Segunda-Feira, primeiro dia do resto da minha vida...Às sete horas já eu estava a tomar o cafézinho do cigarro, vestido a rigor (embora de calções), barbeado, penteado e cheirando a Old Spice, que eram as minhas loções preferidas, na altura. Recebi os votos de felicidades de alguns madrugadores quando iniciei o percurso, rua (ou estrada...) abaixo, com o Sol já avisando, lá de cima, que não ia perdoar...Quinhentos metros mais tarde, já tinha resolvido comprar uma bicicleta logo que recebesse o primeiro vencimento, cheguei ao terreiro frontal da Sede da Circunscrição Administrativa do Alto Zambeze, cujo aspecto era bem menos sonante: tratava-se de um edifício sobre estacas de cerca de um metro, de adobe e coberto a colmo, com três corpos dispostos em U...Ao centro, a secretaria, com duas meses, armários, cadeiras, enfim, o habitual, incluindo um balcão corrido de  cerca de dez metros. Do lado direito, os gabinetes do Secretário e do Administrador e do lado esquerdo, o arquivo e o paiol onde fui dar de caras com seis metralhadoras FBP, calibre 9.3 com munições de latão, algumas espingardas e, até, quatro canhangulos, que eram armas de fabrico artesanal, de carregar pela boca. Na parte de trás do edifício, havia dois compartimentos: um das instalações dos Correios e Telégrafos e outro equipado com um chuveiro e instalações sanitárias mínimas...No terreiro posterior havia a caserna dos cipaios e, ao centro, uma enorme bloco de...
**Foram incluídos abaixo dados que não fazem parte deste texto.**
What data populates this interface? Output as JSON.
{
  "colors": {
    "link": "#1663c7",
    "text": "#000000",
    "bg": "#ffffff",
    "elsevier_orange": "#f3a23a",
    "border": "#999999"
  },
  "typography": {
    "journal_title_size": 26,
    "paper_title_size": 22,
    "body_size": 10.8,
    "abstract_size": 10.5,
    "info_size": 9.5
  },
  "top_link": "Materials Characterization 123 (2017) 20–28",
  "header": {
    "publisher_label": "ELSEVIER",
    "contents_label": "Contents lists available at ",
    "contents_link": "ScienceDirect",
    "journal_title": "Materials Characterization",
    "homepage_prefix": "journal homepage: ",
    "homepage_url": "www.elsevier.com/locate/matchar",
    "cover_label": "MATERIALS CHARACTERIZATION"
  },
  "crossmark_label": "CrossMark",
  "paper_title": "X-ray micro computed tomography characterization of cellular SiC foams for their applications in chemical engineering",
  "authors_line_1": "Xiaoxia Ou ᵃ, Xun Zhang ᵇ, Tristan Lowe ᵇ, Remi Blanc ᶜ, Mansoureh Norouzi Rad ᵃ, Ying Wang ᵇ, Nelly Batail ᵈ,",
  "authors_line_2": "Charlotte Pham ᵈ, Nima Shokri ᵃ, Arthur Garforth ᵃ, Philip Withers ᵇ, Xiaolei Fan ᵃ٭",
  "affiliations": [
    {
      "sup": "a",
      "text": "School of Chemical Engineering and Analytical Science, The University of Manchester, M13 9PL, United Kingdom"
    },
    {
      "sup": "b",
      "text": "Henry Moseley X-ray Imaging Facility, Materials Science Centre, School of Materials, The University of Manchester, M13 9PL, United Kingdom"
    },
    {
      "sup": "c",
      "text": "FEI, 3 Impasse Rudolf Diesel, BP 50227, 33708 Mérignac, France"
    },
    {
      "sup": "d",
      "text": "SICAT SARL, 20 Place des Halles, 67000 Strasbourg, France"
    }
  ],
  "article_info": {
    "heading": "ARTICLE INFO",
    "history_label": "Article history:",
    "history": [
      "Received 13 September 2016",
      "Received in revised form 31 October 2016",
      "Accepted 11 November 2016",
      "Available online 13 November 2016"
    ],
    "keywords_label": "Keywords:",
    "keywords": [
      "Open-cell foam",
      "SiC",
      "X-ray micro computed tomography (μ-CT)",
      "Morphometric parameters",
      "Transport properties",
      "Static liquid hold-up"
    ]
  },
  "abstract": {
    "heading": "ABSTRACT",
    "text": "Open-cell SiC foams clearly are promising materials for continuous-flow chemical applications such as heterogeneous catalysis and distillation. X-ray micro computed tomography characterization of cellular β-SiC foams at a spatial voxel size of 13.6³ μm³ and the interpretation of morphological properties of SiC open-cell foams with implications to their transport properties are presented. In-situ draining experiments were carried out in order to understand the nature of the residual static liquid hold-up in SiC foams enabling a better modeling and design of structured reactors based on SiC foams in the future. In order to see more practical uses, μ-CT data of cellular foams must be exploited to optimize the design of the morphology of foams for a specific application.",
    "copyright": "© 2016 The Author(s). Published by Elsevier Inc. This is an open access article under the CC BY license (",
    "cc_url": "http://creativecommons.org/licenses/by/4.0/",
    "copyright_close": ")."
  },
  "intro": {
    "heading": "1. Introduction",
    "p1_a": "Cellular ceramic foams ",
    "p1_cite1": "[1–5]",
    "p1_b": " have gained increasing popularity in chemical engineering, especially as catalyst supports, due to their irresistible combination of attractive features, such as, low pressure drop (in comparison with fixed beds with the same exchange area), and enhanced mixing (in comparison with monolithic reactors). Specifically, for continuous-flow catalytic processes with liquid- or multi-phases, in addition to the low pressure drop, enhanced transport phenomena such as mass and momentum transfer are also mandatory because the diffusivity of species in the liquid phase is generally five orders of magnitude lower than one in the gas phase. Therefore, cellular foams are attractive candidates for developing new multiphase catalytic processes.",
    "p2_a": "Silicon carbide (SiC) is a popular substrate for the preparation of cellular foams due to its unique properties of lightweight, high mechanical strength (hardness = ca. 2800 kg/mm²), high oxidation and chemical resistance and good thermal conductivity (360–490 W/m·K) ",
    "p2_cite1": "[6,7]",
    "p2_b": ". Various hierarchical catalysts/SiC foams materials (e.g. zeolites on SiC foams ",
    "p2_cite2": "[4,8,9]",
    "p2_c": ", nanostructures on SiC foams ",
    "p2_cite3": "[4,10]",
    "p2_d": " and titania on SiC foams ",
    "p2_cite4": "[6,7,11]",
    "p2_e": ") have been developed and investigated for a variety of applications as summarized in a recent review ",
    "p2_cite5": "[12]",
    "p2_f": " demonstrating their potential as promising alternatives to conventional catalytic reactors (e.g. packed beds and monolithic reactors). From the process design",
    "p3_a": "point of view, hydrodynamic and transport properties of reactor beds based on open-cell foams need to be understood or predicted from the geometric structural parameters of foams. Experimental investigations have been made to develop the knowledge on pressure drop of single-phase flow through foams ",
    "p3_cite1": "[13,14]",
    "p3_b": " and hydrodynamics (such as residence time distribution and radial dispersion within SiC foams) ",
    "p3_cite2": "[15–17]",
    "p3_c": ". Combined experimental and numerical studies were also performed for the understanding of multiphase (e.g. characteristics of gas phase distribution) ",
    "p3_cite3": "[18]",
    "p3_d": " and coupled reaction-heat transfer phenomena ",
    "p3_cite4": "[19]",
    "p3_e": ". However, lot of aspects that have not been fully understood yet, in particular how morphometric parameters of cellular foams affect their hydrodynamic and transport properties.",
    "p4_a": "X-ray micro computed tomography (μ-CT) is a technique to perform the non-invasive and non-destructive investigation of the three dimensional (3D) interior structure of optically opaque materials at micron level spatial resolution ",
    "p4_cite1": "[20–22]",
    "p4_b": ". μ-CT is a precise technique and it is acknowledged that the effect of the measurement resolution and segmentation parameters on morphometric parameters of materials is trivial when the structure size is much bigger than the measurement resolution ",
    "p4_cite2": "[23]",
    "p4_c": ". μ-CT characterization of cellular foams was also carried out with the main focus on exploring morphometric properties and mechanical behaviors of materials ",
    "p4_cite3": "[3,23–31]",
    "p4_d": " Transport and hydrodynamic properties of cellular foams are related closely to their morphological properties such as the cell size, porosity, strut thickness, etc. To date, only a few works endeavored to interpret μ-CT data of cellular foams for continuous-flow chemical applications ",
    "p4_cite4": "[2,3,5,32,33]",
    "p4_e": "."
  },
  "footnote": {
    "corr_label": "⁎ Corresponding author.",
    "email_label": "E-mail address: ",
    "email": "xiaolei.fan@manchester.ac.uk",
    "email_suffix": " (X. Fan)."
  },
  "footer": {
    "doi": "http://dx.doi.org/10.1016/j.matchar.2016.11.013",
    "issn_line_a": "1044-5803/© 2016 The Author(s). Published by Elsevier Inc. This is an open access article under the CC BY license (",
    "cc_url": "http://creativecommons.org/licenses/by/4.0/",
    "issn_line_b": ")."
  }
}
sal-gema! Esta peça parecia uma escultura futurista, cheia de arestas e covas de diferentes níveis e quando, ao fim da tarde desse dia assisti ao regresso da "nossa" manada de 23 vacas de bossa que tinham andando a pastar todo o dia, compreendi a coisa: a maioria das vacas, ao passar pelo pedregulho, dava uma ou duas lambidelas, com as enormes línguas e lá iam "esculpindo" a sal-gema...que tinha que ser coberto com uma lona quando chovia muito...Lá fora, a uns 50 metros, estava a casa-residência dos Aspirantes e do lado oposto a do Secretário, ambas de adobe e cobertura de colmo...Numa, morava, ainda, o Diz e a esposa e a outra estava fechada pois a Circunscrição estava, no momento, sem secretário, o que significava, claro, um aumento substancial do trabalho e das responsabilidades dos Aspirantes que deviam ser sempre dois, mas que nunca tinha sido mais do que um. O Administrador vivia noutra residência, perto do Hospital, de pedra-e-cal e telha marselha, caiada de amarelo. Note-se, no entanto, que todas as casas-residências eram todas mobiladas e devidamente equipadas com roupas de cama e mesa, louça, talheres, utensílios domésticos, cortinas, tapetes e casas de banho equipadas com duches e sanitários e as respectivas fossas sépticas. Na cozinha o fogão era a lenha e a iluminação da casa era providenciada por candeeiros de petróleo vulgares ou de pressão, do tipo Petromax...A água provinha de depósitos elevados abastecidos pelos cipaios e havia, em cada casa, um rapazinho dos seus 14 anos, que se encarregava de acender a fogueira para aquecer a água para os banhos e para lavar a loiça e, eventualmente, fazer um frango no churrasco com resultados inesperadamente saborosos!